Choosing a technology-constrained fund administrator, failing to vet the administrator’s service team and selecting an administrator with limited data access are among the key mistakes made by fund managers when selecting a fund administrator, according to SS&C.
A whitepaper published by SS&C Technologies revealed the most common mistakes made by fund managers when selecting an administrator for long-term fund growth.
According to the report, selecting an administrator with a constrained technology approach can be a hindrance when servicing new markets, asset classes and regulations.
A lack of due diligence is also cited as a common mistake, with the whitepaper claiming fund managers often select an administrator based on the impression of the administrator’s sales team without assessing the full credentials of the team servicing their account.
Limited data access is also regarded as a common mistake to be avoided with the report stressing the need for data to be readily available to managers in flexible formats.
The research follows a great deal of industry commentary on the fund administration space with particular focus on how smaller administrators can compete with their larger counterparts.
Fund administrator Heritage told Global Custodian earlier this year that offering a flexible and diverse service is key for smaller administrators to keep their place in the market.

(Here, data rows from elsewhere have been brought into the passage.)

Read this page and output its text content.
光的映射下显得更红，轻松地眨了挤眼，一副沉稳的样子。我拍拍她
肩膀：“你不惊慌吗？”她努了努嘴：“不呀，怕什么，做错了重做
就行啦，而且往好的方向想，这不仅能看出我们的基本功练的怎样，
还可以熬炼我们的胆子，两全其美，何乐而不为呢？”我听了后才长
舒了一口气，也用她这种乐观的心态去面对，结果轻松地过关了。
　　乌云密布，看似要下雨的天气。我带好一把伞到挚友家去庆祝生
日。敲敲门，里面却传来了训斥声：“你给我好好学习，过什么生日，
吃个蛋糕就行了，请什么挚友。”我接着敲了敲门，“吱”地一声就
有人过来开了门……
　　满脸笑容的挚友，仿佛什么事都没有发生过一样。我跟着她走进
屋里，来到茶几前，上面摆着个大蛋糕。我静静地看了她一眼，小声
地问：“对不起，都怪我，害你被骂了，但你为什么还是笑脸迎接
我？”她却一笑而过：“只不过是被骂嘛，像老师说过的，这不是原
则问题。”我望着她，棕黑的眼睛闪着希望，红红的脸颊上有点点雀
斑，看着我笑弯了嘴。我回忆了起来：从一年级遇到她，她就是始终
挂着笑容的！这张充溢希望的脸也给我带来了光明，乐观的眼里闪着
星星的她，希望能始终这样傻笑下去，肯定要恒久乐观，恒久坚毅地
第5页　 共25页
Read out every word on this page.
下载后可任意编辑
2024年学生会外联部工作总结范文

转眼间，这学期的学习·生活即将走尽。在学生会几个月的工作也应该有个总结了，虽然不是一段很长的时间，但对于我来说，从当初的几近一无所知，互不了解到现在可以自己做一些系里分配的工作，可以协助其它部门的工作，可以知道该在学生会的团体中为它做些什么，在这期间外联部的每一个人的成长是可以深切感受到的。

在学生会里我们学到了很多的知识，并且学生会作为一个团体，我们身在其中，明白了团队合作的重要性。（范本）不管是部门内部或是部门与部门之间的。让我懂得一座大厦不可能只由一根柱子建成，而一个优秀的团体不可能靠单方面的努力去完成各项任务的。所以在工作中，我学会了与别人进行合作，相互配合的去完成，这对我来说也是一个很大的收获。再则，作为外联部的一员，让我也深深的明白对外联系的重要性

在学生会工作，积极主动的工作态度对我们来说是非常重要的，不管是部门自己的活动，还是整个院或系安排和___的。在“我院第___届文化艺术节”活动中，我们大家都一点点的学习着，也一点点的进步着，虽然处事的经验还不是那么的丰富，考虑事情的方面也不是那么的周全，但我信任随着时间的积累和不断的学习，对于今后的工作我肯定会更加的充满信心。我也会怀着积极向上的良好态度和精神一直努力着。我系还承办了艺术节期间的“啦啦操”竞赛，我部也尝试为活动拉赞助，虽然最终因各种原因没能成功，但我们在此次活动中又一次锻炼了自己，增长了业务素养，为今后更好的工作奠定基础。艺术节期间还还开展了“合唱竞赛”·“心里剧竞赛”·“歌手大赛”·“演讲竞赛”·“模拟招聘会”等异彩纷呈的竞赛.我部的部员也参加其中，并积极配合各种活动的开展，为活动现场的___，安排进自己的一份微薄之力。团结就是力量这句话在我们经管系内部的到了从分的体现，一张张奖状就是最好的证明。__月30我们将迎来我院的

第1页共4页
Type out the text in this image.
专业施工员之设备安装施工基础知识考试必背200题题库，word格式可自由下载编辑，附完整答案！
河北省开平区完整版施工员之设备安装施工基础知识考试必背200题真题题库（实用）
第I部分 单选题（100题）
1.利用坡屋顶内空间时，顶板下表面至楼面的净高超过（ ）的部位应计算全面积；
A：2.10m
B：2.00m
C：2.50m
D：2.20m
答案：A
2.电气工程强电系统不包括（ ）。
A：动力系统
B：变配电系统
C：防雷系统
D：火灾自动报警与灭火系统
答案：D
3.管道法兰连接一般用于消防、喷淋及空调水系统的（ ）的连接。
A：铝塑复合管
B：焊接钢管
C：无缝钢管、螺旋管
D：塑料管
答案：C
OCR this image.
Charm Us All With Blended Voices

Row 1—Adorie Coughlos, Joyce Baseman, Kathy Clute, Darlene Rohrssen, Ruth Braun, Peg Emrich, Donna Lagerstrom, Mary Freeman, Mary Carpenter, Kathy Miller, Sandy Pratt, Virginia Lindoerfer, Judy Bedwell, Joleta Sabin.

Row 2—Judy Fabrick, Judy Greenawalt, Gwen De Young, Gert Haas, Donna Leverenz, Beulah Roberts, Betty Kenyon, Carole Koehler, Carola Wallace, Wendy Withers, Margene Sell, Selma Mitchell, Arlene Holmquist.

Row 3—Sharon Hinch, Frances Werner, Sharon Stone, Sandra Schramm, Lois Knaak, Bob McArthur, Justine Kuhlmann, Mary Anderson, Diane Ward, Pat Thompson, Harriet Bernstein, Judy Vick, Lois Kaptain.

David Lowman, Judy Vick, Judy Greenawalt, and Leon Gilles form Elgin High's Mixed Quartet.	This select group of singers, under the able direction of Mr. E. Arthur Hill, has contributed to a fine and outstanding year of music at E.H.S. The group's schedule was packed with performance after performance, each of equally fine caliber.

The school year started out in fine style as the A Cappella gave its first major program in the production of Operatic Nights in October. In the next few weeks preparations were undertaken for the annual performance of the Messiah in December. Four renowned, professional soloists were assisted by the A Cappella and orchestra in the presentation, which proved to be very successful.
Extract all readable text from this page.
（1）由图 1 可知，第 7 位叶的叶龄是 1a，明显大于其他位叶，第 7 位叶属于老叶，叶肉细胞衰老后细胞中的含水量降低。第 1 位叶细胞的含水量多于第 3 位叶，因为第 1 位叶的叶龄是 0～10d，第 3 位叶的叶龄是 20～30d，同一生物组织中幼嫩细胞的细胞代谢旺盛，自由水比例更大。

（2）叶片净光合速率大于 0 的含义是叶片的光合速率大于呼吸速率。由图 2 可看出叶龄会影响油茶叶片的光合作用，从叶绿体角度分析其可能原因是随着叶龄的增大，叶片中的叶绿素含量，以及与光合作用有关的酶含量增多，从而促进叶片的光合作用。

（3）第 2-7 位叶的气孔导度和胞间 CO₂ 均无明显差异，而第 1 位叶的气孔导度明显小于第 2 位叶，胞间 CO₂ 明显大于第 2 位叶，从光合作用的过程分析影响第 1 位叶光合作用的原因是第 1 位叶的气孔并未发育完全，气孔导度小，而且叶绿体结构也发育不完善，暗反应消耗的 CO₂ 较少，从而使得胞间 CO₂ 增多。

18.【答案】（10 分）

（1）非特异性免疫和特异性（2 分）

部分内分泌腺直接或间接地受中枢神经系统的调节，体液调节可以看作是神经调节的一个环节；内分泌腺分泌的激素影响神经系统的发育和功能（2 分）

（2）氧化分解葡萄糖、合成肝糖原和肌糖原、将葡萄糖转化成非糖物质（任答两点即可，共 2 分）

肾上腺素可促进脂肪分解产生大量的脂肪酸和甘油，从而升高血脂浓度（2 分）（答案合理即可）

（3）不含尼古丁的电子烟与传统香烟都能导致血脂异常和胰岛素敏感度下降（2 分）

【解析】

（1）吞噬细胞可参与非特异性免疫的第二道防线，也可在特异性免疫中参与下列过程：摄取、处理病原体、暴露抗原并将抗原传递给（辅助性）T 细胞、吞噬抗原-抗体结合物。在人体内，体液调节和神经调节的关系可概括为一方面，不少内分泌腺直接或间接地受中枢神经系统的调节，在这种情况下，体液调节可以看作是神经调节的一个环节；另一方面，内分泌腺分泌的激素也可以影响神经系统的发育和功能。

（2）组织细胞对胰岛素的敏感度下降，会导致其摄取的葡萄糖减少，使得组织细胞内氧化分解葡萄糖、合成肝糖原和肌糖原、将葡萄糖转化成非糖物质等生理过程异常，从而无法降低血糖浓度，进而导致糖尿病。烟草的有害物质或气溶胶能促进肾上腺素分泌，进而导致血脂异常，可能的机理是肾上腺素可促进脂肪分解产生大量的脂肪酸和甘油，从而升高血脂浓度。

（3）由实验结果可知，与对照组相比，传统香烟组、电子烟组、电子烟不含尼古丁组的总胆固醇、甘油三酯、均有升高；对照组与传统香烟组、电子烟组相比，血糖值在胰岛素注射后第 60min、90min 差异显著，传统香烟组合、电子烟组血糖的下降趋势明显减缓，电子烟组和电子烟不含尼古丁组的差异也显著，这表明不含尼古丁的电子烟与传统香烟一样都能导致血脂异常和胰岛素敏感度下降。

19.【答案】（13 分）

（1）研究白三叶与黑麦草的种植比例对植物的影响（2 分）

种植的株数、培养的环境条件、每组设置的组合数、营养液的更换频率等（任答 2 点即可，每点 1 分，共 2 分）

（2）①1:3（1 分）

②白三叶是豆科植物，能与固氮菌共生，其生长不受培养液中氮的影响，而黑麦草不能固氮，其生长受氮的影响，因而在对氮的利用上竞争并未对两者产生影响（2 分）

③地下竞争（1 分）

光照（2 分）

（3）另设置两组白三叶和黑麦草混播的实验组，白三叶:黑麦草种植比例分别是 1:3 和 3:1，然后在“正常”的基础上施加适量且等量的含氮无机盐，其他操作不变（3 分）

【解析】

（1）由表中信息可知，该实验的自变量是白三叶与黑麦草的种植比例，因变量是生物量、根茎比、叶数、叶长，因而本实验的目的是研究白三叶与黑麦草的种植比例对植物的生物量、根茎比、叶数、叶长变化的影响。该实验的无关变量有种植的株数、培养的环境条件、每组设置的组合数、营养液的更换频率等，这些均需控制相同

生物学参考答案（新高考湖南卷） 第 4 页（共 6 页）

Mariana Enevoldsen, director of Heritage, explained that services offered by larger fund administrators may not be necessary or suitable while Heritage’s head of operations in the UK and Ireland Gerry Warwick suggested a possible clash between large funds and large fund administrators as they may both have complex protocols.
In addition, a string of acquisitions within the fund administration industry has shown how the sector is continuing to consolidate.
Last week SS&C Technologies completed the acquisition of Wells Fargo’s Global Fund Services (GFS) business administering over $42 billion in alternative assets.
SS&C also completed the takeover of Citi’s fund administration business earlier this year, while firms including BNY Mellon, MUFG, and smaller shops such as Custom House, have also been expanding through acquisitions.